Two 401 (Unauth) responses followed by one 200 (OK) when app hosted on IIS (Negotiate + NTLM)

Question

My situtation is very very similar to the one mentioned on Eradicating 401 "Unauthorised" responses followed by 200 "Ok" responses

But it doesn't provide an adequate response for us.

I have an example of simple GET request, when made by running the api locally without IIS results in one response which is OK/200: Fiddler trace here

But when it's hosted on IIS it returns two 401s and one 200: Fiddler trace here

Also here's the IIS network auth configuration : Config

In application that calls the API we check for 200 Response code and we receive intermittent 200/401 in the code which makes the validation really annoying, the request goes through perfectly in each case.

Any help here would be very much appreciated, if this is the way the NTLM authentication works, is there any other way to validate the call to the api was successful eventually? As in the end that's what we want to know in the caller application.

As mentioned in some articles I have tried moving NTLM to the top of the providers list (Negotiate at bottom) in IIS -> Authentication -> Providers list but that doesn't resolve this

Thanks for taking a look.

Edit: Here's the request headers in fiddler in case of IIS:

1. Request 1 with 401 : img
2. Request 2 with 401 : img
3. Request 2 with 200 : img

Edit 2: Based on answer by MisterSmith and some other reading, this is the way NTLM authentication works, its more about how we handle the response in the application.

In my case I am using .net core HttpClient Library to make a request and it has a possible issue with the way it handles NTLM authentication.
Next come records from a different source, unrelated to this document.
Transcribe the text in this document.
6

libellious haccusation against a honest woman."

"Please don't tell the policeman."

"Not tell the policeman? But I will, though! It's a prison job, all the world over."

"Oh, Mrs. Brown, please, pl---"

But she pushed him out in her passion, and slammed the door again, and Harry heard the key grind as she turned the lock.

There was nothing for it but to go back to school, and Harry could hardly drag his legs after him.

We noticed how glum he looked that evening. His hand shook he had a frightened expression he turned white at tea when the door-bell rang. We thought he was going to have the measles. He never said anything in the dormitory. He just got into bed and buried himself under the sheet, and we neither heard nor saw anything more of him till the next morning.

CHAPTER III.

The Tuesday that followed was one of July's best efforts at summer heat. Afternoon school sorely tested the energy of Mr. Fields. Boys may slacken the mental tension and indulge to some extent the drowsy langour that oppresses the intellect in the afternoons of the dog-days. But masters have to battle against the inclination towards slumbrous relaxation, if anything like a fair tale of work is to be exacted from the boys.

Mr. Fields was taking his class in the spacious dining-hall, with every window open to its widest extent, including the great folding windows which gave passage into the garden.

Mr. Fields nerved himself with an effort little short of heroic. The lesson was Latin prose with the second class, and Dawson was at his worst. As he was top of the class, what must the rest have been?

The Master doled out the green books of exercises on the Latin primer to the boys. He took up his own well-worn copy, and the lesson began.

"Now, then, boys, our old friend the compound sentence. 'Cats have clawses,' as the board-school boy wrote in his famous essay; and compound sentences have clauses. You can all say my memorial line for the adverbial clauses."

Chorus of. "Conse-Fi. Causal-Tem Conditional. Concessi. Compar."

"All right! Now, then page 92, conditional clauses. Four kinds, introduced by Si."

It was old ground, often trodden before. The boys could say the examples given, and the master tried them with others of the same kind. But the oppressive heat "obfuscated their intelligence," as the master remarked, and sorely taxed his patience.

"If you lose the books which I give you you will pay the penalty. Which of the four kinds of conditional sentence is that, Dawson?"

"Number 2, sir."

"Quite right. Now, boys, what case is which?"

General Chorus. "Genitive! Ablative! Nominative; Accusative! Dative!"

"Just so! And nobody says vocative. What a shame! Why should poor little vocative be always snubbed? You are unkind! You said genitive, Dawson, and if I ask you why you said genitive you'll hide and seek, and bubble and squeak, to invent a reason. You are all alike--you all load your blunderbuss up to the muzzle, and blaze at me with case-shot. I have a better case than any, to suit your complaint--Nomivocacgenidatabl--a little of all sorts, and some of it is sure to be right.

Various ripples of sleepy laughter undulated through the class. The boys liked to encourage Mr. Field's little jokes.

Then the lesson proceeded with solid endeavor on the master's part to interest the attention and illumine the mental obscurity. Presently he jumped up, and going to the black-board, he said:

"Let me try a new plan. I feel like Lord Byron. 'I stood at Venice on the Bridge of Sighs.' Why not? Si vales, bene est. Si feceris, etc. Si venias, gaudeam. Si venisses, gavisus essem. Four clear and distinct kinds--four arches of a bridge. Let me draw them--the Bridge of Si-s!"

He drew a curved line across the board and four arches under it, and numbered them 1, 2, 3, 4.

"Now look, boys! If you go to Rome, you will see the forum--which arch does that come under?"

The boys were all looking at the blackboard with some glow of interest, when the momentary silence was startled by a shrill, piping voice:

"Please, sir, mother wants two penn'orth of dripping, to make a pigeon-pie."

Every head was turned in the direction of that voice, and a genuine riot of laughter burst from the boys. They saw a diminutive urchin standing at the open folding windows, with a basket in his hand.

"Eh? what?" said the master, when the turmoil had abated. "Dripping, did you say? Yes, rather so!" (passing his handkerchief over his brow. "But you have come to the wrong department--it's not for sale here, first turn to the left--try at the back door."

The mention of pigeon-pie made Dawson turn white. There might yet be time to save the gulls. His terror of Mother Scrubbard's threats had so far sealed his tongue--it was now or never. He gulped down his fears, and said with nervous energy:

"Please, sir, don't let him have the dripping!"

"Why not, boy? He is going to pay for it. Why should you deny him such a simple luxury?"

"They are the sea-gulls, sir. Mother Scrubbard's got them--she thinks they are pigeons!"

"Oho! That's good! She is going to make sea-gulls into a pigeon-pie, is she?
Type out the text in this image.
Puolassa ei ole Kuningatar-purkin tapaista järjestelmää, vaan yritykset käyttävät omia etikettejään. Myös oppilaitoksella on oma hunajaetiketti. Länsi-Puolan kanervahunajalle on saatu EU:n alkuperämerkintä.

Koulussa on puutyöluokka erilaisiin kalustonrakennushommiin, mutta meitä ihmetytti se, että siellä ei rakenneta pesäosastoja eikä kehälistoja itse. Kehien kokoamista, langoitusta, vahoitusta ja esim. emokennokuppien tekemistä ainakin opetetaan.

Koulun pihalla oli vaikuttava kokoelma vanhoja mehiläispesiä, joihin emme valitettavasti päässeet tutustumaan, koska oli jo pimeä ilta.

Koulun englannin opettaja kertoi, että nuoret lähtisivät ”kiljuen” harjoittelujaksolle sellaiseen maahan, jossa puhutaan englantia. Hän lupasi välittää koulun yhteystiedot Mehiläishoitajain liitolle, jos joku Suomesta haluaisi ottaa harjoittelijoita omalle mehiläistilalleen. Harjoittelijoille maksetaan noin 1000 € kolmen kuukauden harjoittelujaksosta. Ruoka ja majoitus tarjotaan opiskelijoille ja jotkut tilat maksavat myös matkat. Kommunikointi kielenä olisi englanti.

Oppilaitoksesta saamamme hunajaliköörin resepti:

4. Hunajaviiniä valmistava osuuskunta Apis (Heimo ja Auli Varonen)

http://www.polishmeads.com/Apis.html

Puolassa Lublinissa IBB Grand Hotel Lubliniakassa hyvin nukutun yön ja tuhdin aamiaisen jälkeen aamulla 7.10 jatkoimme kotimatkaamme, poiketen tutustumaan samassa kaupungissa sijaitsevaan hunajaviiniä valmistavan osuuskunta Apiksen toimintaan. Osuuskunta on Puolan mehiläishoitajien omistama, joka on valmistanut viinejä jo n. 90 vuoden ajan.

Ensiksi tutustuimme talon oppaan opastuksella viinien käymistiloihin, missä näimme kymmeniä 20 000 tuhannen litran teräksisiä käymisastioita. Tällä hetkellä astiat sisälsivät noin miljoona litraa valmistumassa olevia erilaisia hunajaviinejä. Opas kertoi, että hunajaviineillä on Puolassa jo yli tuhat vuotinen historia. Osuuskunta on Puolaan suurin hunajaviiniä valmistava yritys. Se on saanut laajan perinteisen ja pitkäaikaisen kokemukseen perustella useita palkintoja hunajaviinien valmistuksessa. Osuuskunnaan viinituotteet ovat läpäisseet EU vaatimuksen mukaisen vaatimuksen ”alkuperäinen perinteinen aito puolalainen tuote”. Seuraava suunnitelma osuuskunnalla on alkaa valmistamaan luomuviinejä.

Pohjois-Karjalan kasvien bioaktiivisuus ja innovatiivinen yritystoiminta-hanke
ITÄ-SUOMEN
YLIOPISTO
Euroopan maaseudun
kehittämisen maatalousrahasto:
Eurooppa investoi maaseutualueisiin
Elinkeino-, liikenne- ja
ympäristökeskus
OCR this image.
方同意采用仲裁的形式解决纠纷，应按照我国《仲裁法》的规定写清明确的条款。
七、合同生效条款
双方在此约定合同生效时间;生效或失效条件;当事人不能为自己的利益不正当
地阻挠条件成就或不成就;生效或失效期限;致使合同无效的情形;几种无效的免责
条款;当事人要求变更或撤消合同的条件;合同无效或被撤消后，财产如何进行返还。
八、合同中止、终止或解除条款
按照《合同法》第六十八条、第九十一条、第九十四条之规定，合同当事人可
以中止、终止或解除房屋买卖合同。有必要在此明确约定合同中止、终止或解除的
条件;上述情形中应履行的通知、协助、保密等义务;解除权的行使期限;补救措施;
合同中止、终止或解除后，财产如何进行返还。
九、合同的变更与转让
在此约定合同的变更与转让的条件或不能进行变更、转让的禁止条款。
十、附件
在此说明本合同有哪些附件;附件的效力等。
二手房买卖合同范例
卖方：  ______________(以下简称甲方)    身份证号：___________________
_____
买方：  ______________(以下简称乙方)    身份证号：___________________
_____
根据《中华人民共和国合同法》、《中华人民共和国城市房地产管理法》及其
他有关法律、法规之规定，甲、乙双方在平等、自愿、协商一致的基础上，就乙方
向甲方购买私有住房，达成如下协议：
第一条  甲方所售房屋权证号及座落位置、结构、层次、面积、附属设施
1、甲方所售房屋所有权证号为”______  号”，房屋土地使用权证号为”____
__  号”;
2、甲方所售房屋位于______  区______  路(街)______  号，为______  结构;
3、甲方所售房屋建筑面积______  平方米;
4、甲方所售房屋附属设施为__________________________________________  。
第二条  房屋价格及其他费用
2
If anyone is interested in that it can be found here: NTLM authentication HttpClient in Core

question from:https://stackoverflow.com/questions/65907581/two-401-unauth-responses-followed-by-one-200-ok-when-app-hosted-on-iis-nego

Answer 1

This is basically just how it works - the first 2 requests of the handshake the user isnt successfully authenticated yet, so a 401 is expected and totally reasonable.

If you can (somehow) get the browser to always send auth headers (just for this site!) that would remove one of the 401's, the other is unavoidable without ditching NTLM entirely.

The difference between running locally and running in IIS in your case is the authentication module which is intercepting and modifying the headers. If you were to turn off auth in IIS it will also return single 200 responses (this is a test not a solution for obvious reasons).

200/401 in the code which makes the validation really annoying

The 401, 401, 200 will all come from the same socket, in that order. If you look at the response headers on the 401's you should be able to confirm which are expected. Also IIS has a sub-status visible in the access logs and request context from code running in IIS. Pretty sure you can rewrite based on substatus conditions as well as headers - this might help differentiate requests as a last resort?

is there any other way to validate the call to the api was successful eventually

NTLM uses a keep alive socket to send multiple requests - just keep reading from the socket until a reasonable timeout and store the final response code received.

moving NTLM to the top of the providers list

Im not sure what changing the order would do, but something that jumps out at me - its common for system.webServer/security/authentication/windowsAuthentication section to be locked so changes at the web.config level will be ignored and need to be applied at the machine.config level.